As we recently held in State v. Weeks, 202 So. 3d 1 (Fla. 2016), when a criminal statute is subject to two different interpretations, courts are obliged to apply the rule of lenity. Id. at 8. As we have stated, the rule of lenity requires, “to the extent that definiteness is lacking, a statute must be construed in the manner most favorable to the accused.” Perkins v. State, 576 So. 2d 1310, 1312 (Fla. 1991) (citing Palmer v. State, 438 So. 2d 1, 3 (Fla. 1983);  Ferguson v. State, 377 So. 2d 709, 711 (Fla. 1979)). Applying the rule of lenity to sections 938.08, 938.085, and 938.10, I am compelled to conclude that the costs created by these statutes shall be assessed per case rather than per count to lessen the burden on the defendant.

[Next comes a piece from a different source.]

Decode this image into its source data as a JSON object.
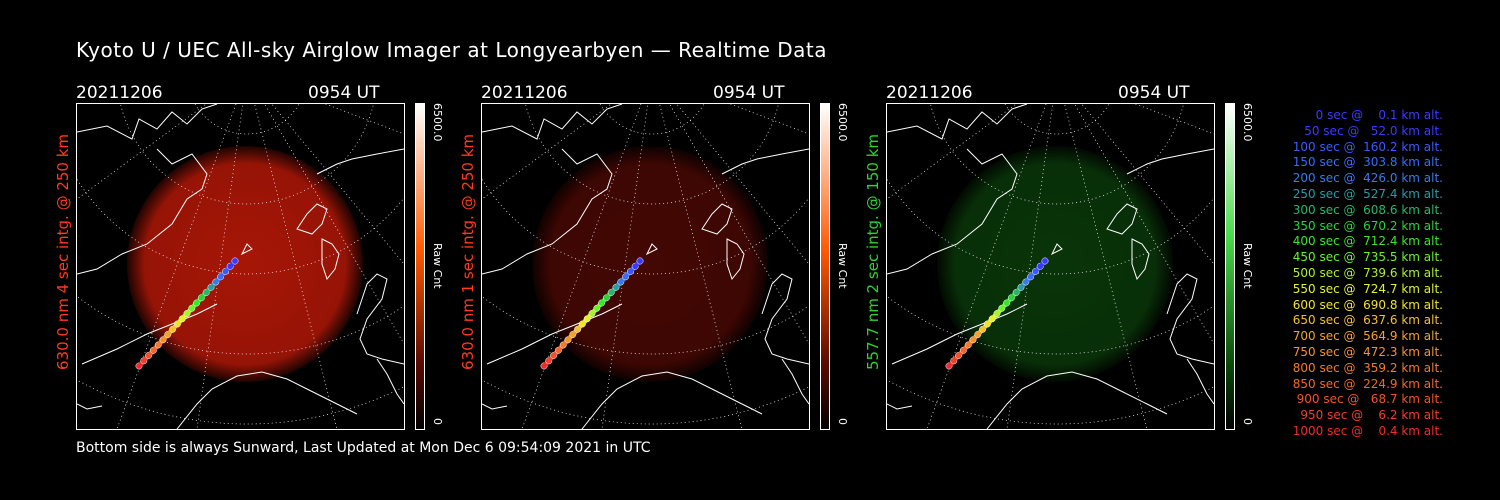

Finally, the majority's statement that the Legislature may clarify its intent if the majority's determination is inconsistent with the Legislature's original intent in these statutes is unavailing. See majority op. at 5–6 (quoting McNeil, 162 So. 3d at 277). Such logic could likewise be applied to a decision imposing costs on a per case basis. If this reasoning were persuasive, statutory analysis—conducted under the pretext that if the Court reaches the incorrect conclusion, the Legislature can just “clear it up”—would be meaningless. Majority op. at 6.

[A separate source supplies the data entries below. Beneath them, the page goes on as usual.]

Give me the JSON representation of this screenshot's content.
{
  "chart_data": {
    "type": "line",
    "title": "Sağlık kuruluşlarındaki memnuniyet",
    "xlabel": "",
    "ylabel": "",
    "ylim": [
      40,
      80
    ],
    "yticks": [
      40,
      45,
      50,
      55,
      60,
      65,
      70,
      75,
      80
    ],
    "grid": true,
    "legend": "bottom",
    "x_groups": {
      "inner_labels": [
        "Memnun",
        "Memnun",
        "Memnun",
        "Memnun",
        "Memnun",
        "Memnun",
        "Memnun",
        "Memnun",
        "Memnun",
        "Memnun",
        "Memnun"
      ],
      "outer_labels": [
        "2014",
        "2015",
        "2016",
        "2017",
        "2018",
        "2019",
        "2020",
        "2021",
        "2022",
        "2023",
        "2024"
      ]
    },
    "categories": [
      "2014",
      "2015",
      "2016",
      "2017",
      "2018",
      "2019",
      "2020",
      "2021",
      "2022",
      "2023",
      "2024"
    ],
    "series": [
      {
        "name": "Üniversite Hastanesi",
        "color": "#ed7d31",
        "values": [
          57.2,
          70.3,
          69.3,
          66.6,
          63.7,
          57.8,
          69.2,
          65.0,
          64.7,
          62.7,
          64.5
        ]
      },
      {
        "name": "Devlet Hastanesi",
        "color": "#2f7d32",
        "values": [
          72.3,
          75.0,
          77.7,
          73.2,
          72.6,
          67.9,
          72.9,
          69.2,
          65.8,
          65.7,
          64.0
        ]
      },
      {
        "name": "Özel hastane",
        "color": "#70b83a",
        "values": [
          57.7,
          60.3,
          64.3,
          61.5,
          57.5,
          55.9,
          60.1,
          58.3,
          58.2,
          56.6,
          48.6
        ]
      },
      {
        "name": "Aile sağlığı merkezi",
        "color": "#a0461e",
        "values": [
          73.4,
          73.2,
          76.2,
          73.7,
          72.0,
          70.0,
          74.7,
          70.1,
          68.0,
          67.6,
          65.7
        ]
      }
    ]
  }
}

Due to the ambiguity arising from the text of the statutes at issue, which is even more evident in comparison to the longstanding rule that costs are imposed per case rather than per count, I would conclude that, pursuant to the rule of lenity, the costs provided for by the statutes at issue should be assessed on a per case basis. If the Legislature intended to depart from this longstanding rule, then it should have made clear its intent to do so in the text of the statutes. For the reasons explained above and consistent with Judge Sawaya's dissent in the case below, I would conclude that the costs provided for in sections 938.08, 938.085, and 938.10 should be assessed per case.

FOOTNOTES

1.   While portions of these statutes have been amended since 2006, the changes are not relevant to the Court's analysis in this case.

2.   “When any person pleads nolo contendere to a misdemeanor or criminal traffic offense ․ there shall be imposed as a cost in the case ․” § 27.3455(1), Fla. Stat. (1993) (emphasis added).

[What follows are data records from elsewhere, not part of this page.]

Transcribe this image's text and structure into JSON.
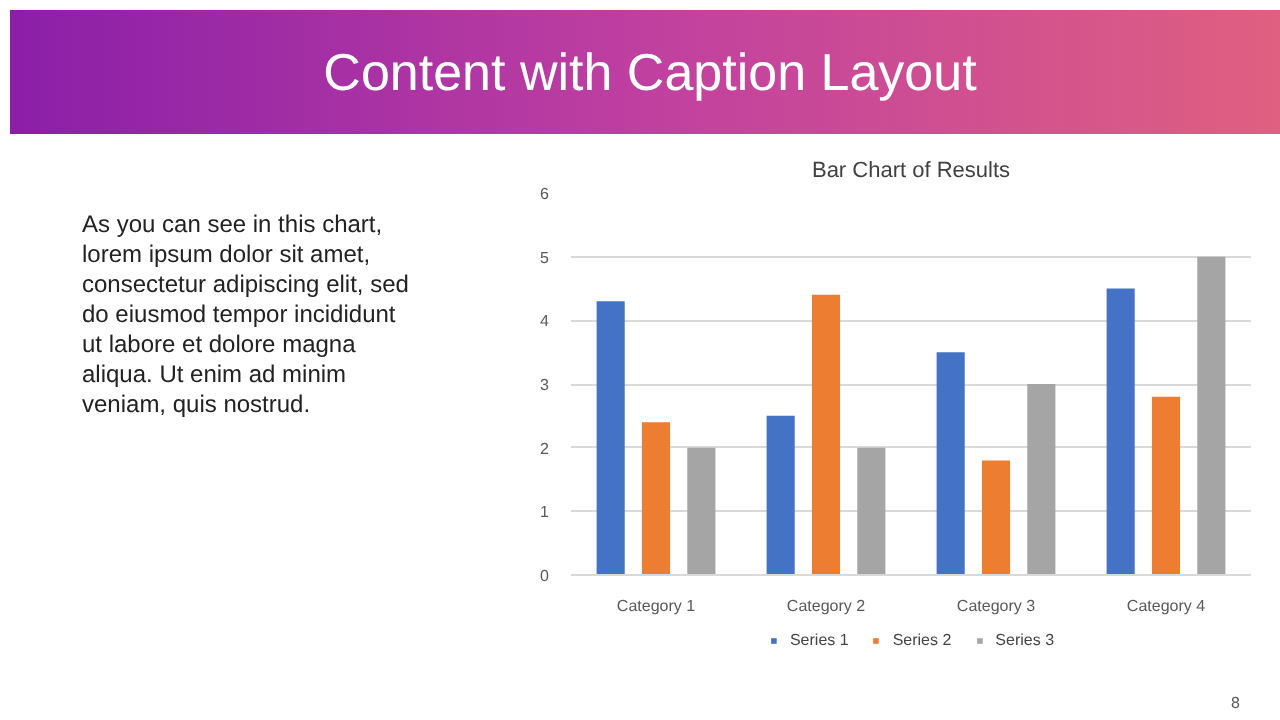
{
  "chart_data": {
    "type": "bar",
    "title": "Bar Chart of Results",
    "categories": [
      "Category 1",
      "Category 2",
      "Category 3",
      "Category 4"
    ],
    "series": [
      {
        "name": "Series 1",
        "color": "#4472c4",
        "values": [
          4.3,
          2.5,
          3.5,
          4.5
        ]
      },
      {
        "name": "Series 2",
        "color": "#ed7d31",
        "values": [
          2.4,
          4.4,
          1.8,
          2.8
        ]
      },
      {
        "name": "Series 3",
        "color": "#a5a5a5",
        "values": [
          2,
          2,
          3,
          5
        ]
      }
    ],
    "ylim": [
      0,
      6
    ],
    "yticks": [
      0,
      1,
      2,
      3,
      4,
      5,
      6
    ],
    "grid": "y",
    "legend": "bottom",
    "annotations": [
      "Content with Caption Layout",
      "As you can see in this chart, lorem ipsum dolor sit amet, consectetur adipiscing elit, sed do eiusmod tempor incididunt ut labore et dolore magna aliqua. Ut enim ad minim veniam, quis nostrud.",
      "8"
    ]
  }
}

3.   Although Judge Sawaya provides an insightful statutory construction analysis in his dissent, see McNeil, 162 So. 3d at 277–81 (Sawaya, J., dissenting), the rules of statutory construction are only appropriate when a court is unable to discern the plain meaning of a statute. Fajardo v. State, 805 So. 2d 961, 964 (Fla. 2d DCA 2001). In this case, however, the plain language of each statute is unambiguous and provides that the costs be assessed per count, and therefore, there is no need to resort to the rules of statutory interpretation.

4.   Van Vorous does, however, cite to Hunter, 651 So. 2d 1258, in reaching its conclusion. As previously discussed, Hunter held that costs imposed under section 960.20, Florida Statutes (Supp. 1992), should be assessed per case based on the plain language of the statute:  “[T]here shall be imposed as an additional cost in the case ․”

5.   See majority op. at 7 (citing Rafael v. State, 679 So. 2d 314, 315 (Fla. 1st DCA 1996);  Hunter v. State, 651 So. 2d 1258, 1260 (Fla. 1st DCA 1995);  Hollingsworth v. State, 632 So. 2d 176, 177 (Fla. 5th DCA 1994));  majority op. at 8 (citing Mills v. State, 672 So. 2d 873, 873–74 (Fla. 2d DCA 1996));  see also McNeil, 162 So. 3d at 281 (Sawaya, J., dissenting) (citing Stickles v. State, 44 So. 3d 653, 654 (Fla. 1st DCA 2010);  Webster v. State, 705 So. 2d 970, 971 (Fla. 2d DCA 1998);  Van Vorous v. State, 696 So. 2d 1317, 1318 (Fla. 1st DCA 1997);  Seeker v. State, 674 So. 2d 853, 853 (Fla. 1st DCA 1996);  Neal v. State, 669 So. 2d 1113, 1114 (Fla. 1st DCA 1996);  Stephens v. State, 667 So. 2d 312, 313 (Fla. 1st DCA 1995);  Smith v. State, 661 So. 2d 378, 378 (Fla. 1st DCA 1995);  Renaud v. State, 660 So. 2d 408, 408 (Fla. 1st DCA 1995);  Nguyen v. State, 655 So. 2d 1249, 1249 (Fla. 1st DCA 1995)).

LABARGA, C.J.

LEWIS, CANADY, POLSTON, and LAWSON, JJ., concur. PARIENTE, J., dissents with an opinion, in which QUINCE, J., concurs.